BAYONETTA IS A GRAPHICALLY IMPRESSIVE ACTION TITLE in which a stoic badass uses oversized weaponry, martial arts, and the occasional magic spell to slay hordes of supernatural foes in dozens of exotic locations. Sounds generic, no? That's the weird quirk of the "pure action" genre: Every game, from Ninja Gaiden to God of War, can be described using that same sentence, and yet each one makes bags of cash as long as it contains one crucial element—spectacle.

The latest effort from Devil May Cry creator Hideki Kamiya, Bayonetta almost seems like a new entry in that series, if Capcom had replaced protagonist Dante with a look-alike of 2008's favorite political punchline. A mockup for a game called Palin May Cry leaps to mind every time I see Bayonetta's titular heroine, and it speaks to the game's addictive fun that I don't get completely distracted by the idea of an "invent bullshit names for your illegitimate grandkids" mini-game.

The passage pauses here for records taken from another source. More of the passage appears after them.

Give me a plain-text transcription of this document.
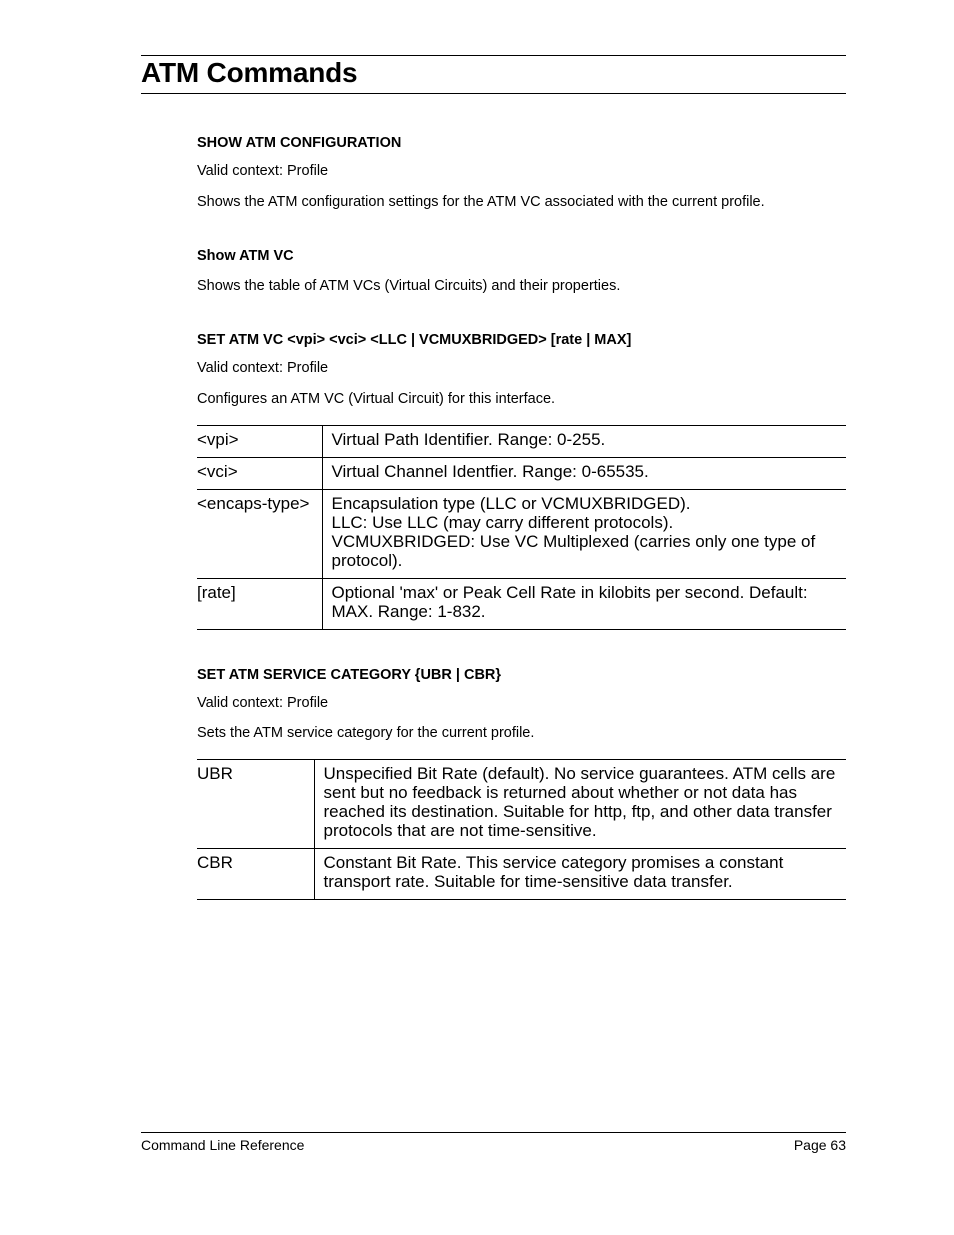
ATM Commands

SHOW ATM CONFIGURATION

Valid context: Profile

Shows the ATM configuration settings for the ATM VC associated with the current profile.

Show ATM VC

Shows the table of ATM VCs (Virtual Circuits) and their properties.

SET ATM VC <vpi> <vci> <LLC | VCMUXBRIDGED> [rate | MAX]

Valid context: Profile

Configures an ATM VC (Virtual Circuit) for this interface.

<vpi>	Virtual Path Identifier. Range: 0-255.

<vci>	Virtual Channel Identfier. Range: 0-65535.

<encaps-type>	Encapsulation type (LLC or VCMUXBRIDGED).
LLC: Use LLC (may carry different protocols).
VCMUXBRIDGED: Use VC Multiplexed (carries only one type of protocol).

[rate]	Optional 'max' or Peak Cell Rate in kilobits per second. Default: MAX. Range: 1-832.

SET ATM SERVICE CATEGORY {UBR | CBR}

Valid context: Profile

Sets the ATM service category for the current profile.

UBR	Unspecified Bit Rate (default). No service guarantees. ATM cells are sent but no feedback is returned about whether or not data has reached its destination. Suitable for http, ftp, and other data transfer protocols that are not time-sensitive.

CBR	Constant Bit Rate. This service category promises a constant transport rate. Suitable for time-sensitive data transfer.

Command Line Reference	Page 63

That fun hinges almost entirely on Bayonetta's combat system. The deceptively simple punch/kick/dodge/shoot control scheme is perfectly matched to the game's hyperkinetic combat—once you get the hang of it, you'll find yourself spending huge blocks of time fighting unnecessary battles just to enjoy both the elegance of the game's controls and the ridiculous amount of onscreen spectacle that's automatically generated by the game's combat.

Given how well it succeeds at what it sets out to do, it should come as no surprise that I can widely recommend Bayonetta, even though its storytelling is shit. (It does have a plot, but it seems more like an excuse to pepper the game's 12-hour runtime with an occasional gorgeously rendered cutscene than to actually tell a tale.) Still, action fans should know better than to expect Oscar Wilde. There hasn't been a more solid and pure action game since the genre's debut nearly a decade ago, and when weighed against everything Bayonetta does so very well, a weak plot is no reason to miss this one.